In human beings, one's strength is almost always one's weakness. For instance, detail-oriented people who are wondrous at keeping track of minutiae are often unable to see the big picture. Similarly, big-picture people, although completely aware of the forest, may lose sight of its individual trees. Similarly, strengths often turn out to be weaknesses whenever machines are involved. And that's precisely what's going on these days in the reporting of students' test performances.
Given the enormous capabilities that computers now give us, one would think that today's computer-based score reports would be spectacular. Regrettably, they often aren't. The main culprit in this score-reporting caper is one simple commodity—namely, inappropriate grain size. Grain size refers to the breadth or scope of something. For instance, in the case of a curricular aim, a large grain size would be a significant, long-term goal that might take a full school year for students to reach. A curricular aim with a smaller grain size would be an instructional objective that students can achieve during a single classroom session.
In the arena of score reporting, grain size refers to the size of the “chunks” of information that we find in a score report. For instance, if a student's performance were reported for every item on an achievement test, one by one, this would be the smallest grain size available. In contrast, if a student's performance on a reading test were reported as a single, overall “reading comprehension” score, this would be a large, whopper-level grain size. The grain-size needs of different audiences, of course, often differ substantially. Teachers are likely to prefer smaller score-report grain sizes than do parents or education policymakers.

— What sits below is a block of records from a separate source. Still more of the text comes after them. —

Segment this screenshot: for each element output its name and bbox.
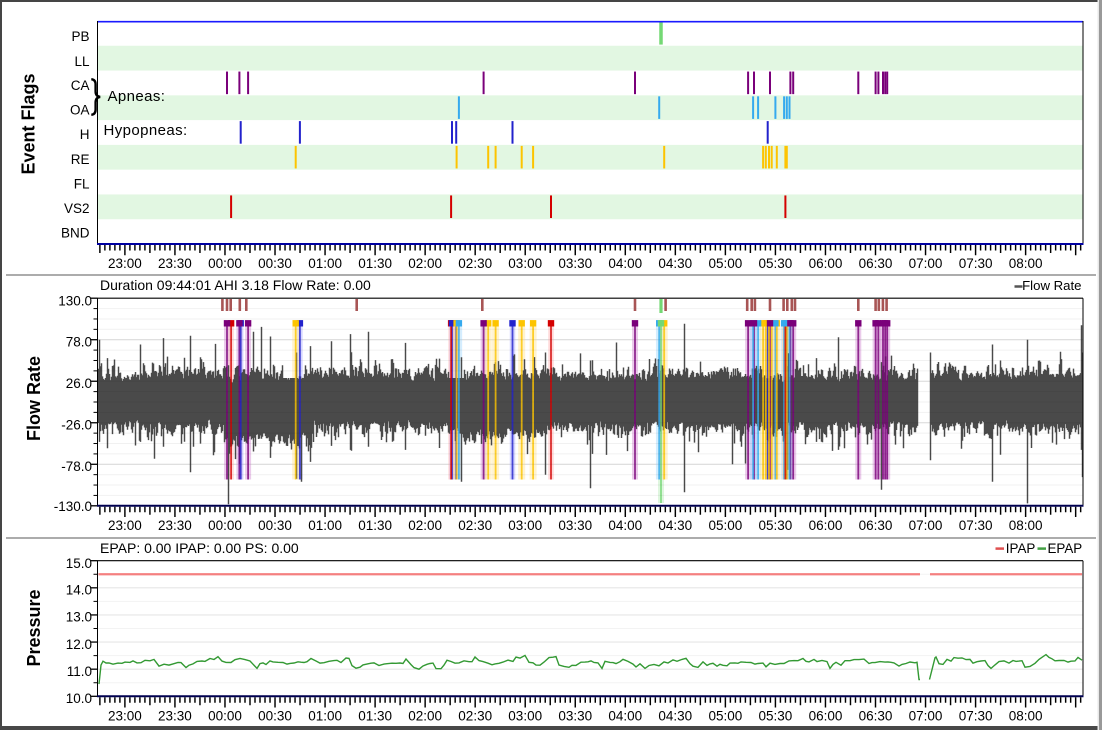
svg-text:VS2: VS2 [64, 201, 90, 216]
svg-text:10.0: 10.0 [66, 691, 92, 706]
svg-text:02:00: 02:00 [408, 256, 442, 271]
svg-text:02:30: 02:30 [458, 256, 492, 271]
svg-text:06:00: 06:00 [809, 518, 843, 533]
svg-text:07:00: 07:00 [909, 256, 943, 271]
svg-text:08:00: 08:00 [1009, 518, 1043, 533]
svg-text:01:00: 01:00 [308, 256, 342, 271]
svg-text:04:00: 04:00 [608, 708, 642, 723]
svg-text:26.0: 26.0 [66, 376, 92, 391]
svg-text:04:30: 04:30 [658, 256, 692, 271]
svg-text:RE: RE [71, 152, 90, 167]
svg-text:78.0: 78.0 [66, 334, 92, 349]
svg-text:01:30: 01:30 [358, 518, 392, 533]
svg-text:12.0: 12.0 [66, 637, 92, 652]
svg-text:01:30: 01:30 [358, 708, 392, 723]
svg-text:06:30: 06:30 [859, 518, 893, 533]
svg-text:02:30: 02:30 [458, 518, 492, 533]
svg-text:23:00: 23:00 [108, 256, 142, 271]
svg-text:23:30: 23:30 [158, 518, 192, 533]
svg-text:Hypopneas:: Hypopneas: [104, 122, 188, 139]
svg-text:08:00: 08:00 [1009, 256, 1043, 271]
svg-text:11.0: 11.0 [67, 664, 92, 679]
svg-text:05:00: 05:00 [709, 518, 743, 533]
svg-text:Duration 09:44:01 AHI 3.18 Flo: Duration 09:44:01 AHI 3.18 Flow Rate: 0.… [100, 277, 371, 293]
svg-text:14.0: 14.0 [66, 583, 92, 598]
svg-text:05:30: 05:30 [759, 708, 793, 723]
svg-text:05:00: 05:00 [709, 256, 743, 271]
svg-text:05:30: 05:30 [759, 256, 793, 271]
svg-text:05:30: 05:30 [759, 518, 793, 533]
svg-text:06:30: 06:30 [859, 708, 893, 723]
svg-text:04:30: 04:30 [658, 518, 692, 533]
svg-text:IPAP: IPAP [1006, 541, 1036, 556]
svg-text:BND: BND [61, 226, 90, 241]
svg-text:00:30: 00:30 [258, 256, 292, 271]
svg-text:00:00: 00:00 [208, 518, 242, 533]
svg-text:LL: LL [74, 54, 90, 69]
svg-text:03:30: 03:30 [558, 256, 592, 271]
svg-text:06:00: 06:00 [809, 256, 843, 271]
svg-text:-130.0: -130.0 [54, 499, 92, 514]
svg-text:07:00: 07:00 [909, 518, 943, 533]
svg-text:OA: OA [70, 103, 90, 118]
svg-text:04:00: 04:00 [608, 256, 642, 271]
svg-text:03:00: 03:00 [508, 256, 542, 271]
svg-text:15.0: 15.0 [66, 556, 92, 571]
svg-text:03:30: 03:30 [558, 708, 592, 723]
svg-text:07:30: 07:30 [959, 708, 993, 723]
svg-text:23:00: 23:00 [108, 708, 142, 723]
svg-text:06:30: 06:30 [859, 256, 893, 271]
svg-text:06:00: 06:00 [809, 708, 843, 723]
svg-text:04:30: 04:30 [658, 708, 692, 723]
svg-text:07:00: 07:00 [909, 708, 943, 723]
svg-text:-78.0: -78.0 [61, 459, 92, 474]
svg-text:Pressure: Pressure [24, 589, 44, 666]
svg-text:08:00: 08:00 [1009, 708, 1043, 723]
svg-text:Event Flags: Event Flags [19, 73, 39, 174]
svg-text:23:00: 23:00 [108, 518, 142, 533]
svg-text:23:30: 23:30 [158, 256, 192, 271]
svg-text:H: H [80, 127, 90, 142]
svg-text:Flow Rate: Flow Rate [1022, 278, 1081, 293]
svg-text:Flow Rate: Flow Rate [24, 356, 44, 441]
svg-text:Apneas:: Apneas: [108, 88, 166, 105]
svg-text:00:30: 00:30 [258, 708, 292, 723]
svg-text:07:30: 07:30 [959, 518, 993, 533]
svg-text:03:00: 03:00 [508, 518, 542, 533]
svg-text:-26.0: -26.0 [61, 418, 92, 433]
svg-text:EPAP: 0.00 IPAP: 0.00 PS: 0.00: EPAP: 0.00 IPAP: 0.00 PS: 0.00 [100, 540, 299, 556]
svg-text:FL: FL [74, 177, 90, 192]
svg-text:00:00: 00:00 [208, 708, 242, 723]
svg-text:00:00: 00:00 [208, 256, 242, 271]
svg-text:13.0: 13.0 [66, 610, 92, 625]
svg-text:01:30: 01:30 [358, 256, 392, 271]
svg-text:23:30: 23:30 [158, 708, 192, 723]
svg-text:PB: PB [71, 29, 89, 44]
svg-text:EPAP: EPAP [1048, 541, 1083, 556]
svg-text:07:30: 07:30 [959, 256, 993, 271]
svg-text:04:00: 04:00 [608, 518, 642, 533]
svg-text:05:00: 05:00 [709, 708, 743, 723]
svg-text:01:00: 01:00 [308, 708, 342, 723]
svg-text:01:00: 01:00 [308, 518, 342, 533]
svg-text:02:00: 02:00 [408, 518, 442, 533]
svg-text:03:00: 03:00 [508, 708, 542, 723]
svg-text:130.0: 130.0 [58, 294, 92, 309]
svg-text:02:30: 02:30 [458, 708, 492, 723]
svg-text:02:00: 02:00 [408, 708, 442, 723]
svg-text:CA: CA [71, 78, 90, 93]
svg-text:03:30: 03:30 [558, 518, 592, 533]
svg-text:00:30: 00:30 [258, 518, 292, 533]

If the grain size of test score reports doesn't mesh with the information needs of those who receive those reports, then the reports are almost certain to be of little use. Unfortunately, many of today's computer-based reports of test performances embody grain sizes that are way too tiny or way too big. Too-tiny reporting occurs when teachers receive reports on their students' performance on every tested item and then are asked to make sense of the ensuing profusion of performances. Too-big score reports, on the other hand, report data on student achievement in just two or three lumps. For example, parents learn that their child has displayed “acceptable math concepts” but “weak math skills.” Indeed, the immense number of computerbased options can foster score reports that are patently off target for many users.

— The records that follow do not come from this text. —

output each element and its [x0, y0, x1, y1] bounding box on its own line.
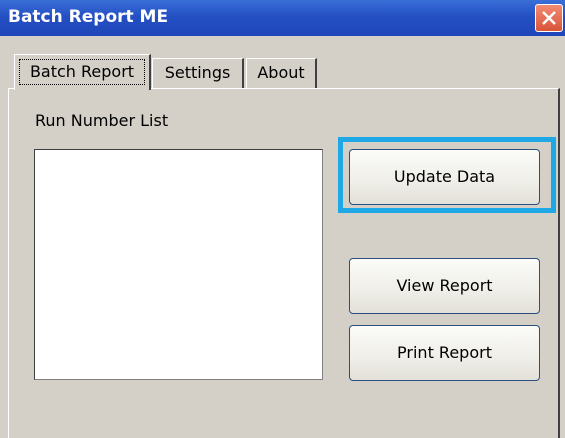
run-number-list[interactable] — [34, 149, 323, 380]
close-button[interactable] — [535, 4, 563, 32]
run-number-list-label: Run Number List — [35, 111, 169, 130]
tab-label: Batch Report — [29, 62, 135, 81]
tab-about[interactable]: About — [246, 58, 317, 88]
title-bar[interactable]: Batch Report ME — [0, 0, 565, 36]
tab-label: About — [257, 63, 305, 82]
app-window: Batch Report ME Batch Report Settings Ab… — [0, 0, 565, 438]
tab-label: Settings — [164, 63, 231, 82]
tab-batch-report[interactable]: Batch Report — [14, 54, 151, 90]
tab-settings[interactable]: Settings — [152, 58, 244, 88]
window-title: Batch Report ME — [8, 7, 169, 27]
view-report-button[interactable]: View Report — [349, 258, 540, 314]
update-data-button[interactable]: Update Data — [349, 149, 540, 205]
print-report-button[interactable]: Print Report — [349, 325, 540, 381]
close-icon — [542, 11, 556, 25]
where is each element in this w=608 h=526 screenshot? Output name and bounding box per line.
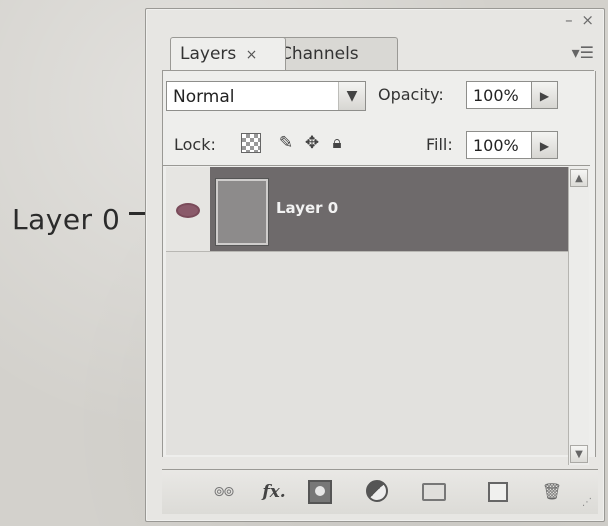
opacity-label: Opacity: [378, 85, 444, 104]
tab-close-icon[interactable]: × [246, 47, 258, 63]
layer-row[interactable]: Layer 0 [166, 167, 568, 252]
layers-list: Layer 0 [166, 167, 568, 455]
add-layer-style-icon[interactable]: fx. [256, 480, 292, 504]
add-layer-mask-icon[interactable] [308, 480, 332, 504]
panel-menu-icon[interactable]: ▾☰ [572, 43, 594, 62]
lock-image-pixels-icon[interactable]: ✎ [276, 133, 296, 153]
new-layer-icon[interactable] [488, 482, 508, 502]
eye-icon[interactable] [176, 203, 200, 218]
blend-mode-value: Normal [173, 87, 235, 107]
layers-scrollbar[interactable]: ▲ ▼ [568, 167, 589, 465]
lock-all-icon[interactable]: 🔒︎ [327, 133, 347, 153]
panel-tabbar: Layers × Channels ▾☰ [162, 37, 594, 71]
layers-bottom-toolbar: ⊚⊚ fx. 🗑 ⋰ [162, 469, 598, 514]
tab-layers-label: Layers [180, 44, 237, 64]
tab-layers[interactable]: Layers × [170, 37, 286, 70]
lock-transparent-pixels-icon[interactable] [241, 133, 261, 153]
layer-row-divider [166, 251, 568, 252]
visibility-toggle[interactable] [166, 167, 211, 251]
tab-channels[interactable]: Channels [270, 37, 398, 70]
new-group-icon[interactable] [422, 483, 446, 501]
opacity-input[interactable]: 100% [466, 81, 532, 109]
lock-position-icon[interactable]: ✥ [302, 133, 322, 153]
blend-mode-select[interactable]: Normal ▼ [166, 81, 366, 111]
minimize-icon[interactable]: – [565, 11, 573, 29]
delete-layer-icon[interactable]: 🗑 [540, 480, 564, 504]
scroll-down-icon[interactable]: ▼ [570, 445, 588, 463]
tab-channels-label: Channels [280, 44, 359, 64]
scroll-up-icon[interactable]: ▲ [570, 169, 588, 187]
layers-panel: – × Layers × Channels ▾☰ Normal ▼ Opacit… [145, 8, 605, 522]
resize-grip-icon[interactable]: ⋰ [582, 498, 592, 508]
options-separator [162, 165, 590, 166]
fill-slider-toggle[interactable]: ▶ [532, 131, 558, 159]
callout-label: Layer 0 [12, 203, 121, 236]
fill-label: Fill: [426, 135, 453, 154]
link-layers-icon[interactable]: ⊚⊚ [206, 480, 240, 504]
opacity-slider-toggle[interactable]: ▶ [532, 81, 558, 109]
panel-window-controls: – × [561, 11, 594, 29]
lock-label: Lock: [174, 135, 216, 154]
layer-thumbnail[interactable] [216, 179, 268, 245]
new-adjustment-layer-icon[interactable] [366, 480, 388, 502]
fill-input[interactable]: 100% [466, 131, 532, 159]
chevron-down-icon[interactable]: ▼ [338, 82, 365, 110]
close-icon[interactable]: × [581, 11, 594, 29]
layer-name[interactable]: Layer 0 [276, 199, 338, 217]
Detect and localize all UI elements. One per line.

On numerous occasions during the last few years, I've attended conferences where technology experts from testing companies rhapsodized about the consummate sophistication of their firm's score reports. Sometimes, in an alleged attempt to provide “flexibility” to users, the resulting reports are so complex that they're almost encyclopedic. In other instances, I've heard state department of education officials pat their own backs when telling their state's teachers that every student's score on every single item will be provided. You show me a teacher who wants to go through reports in that tiny, off-putting grain size, and I'll show you a teacher in serious need of a sabbatical.
My point? Educators should never defer to the score reports pumped out for them—even though those reports have a prestigious computer pedigree. If the grain sizes of the score reports you receive are not optimally useful in making good instructional decisions, then demand redesigned reports by complaining to those educators in charge of score reporting. Those in authority need to understand that the current score reports just aren't working. The folks who designed such reports may be paying more attention to the magic of their machinery than to users' grain-size needs.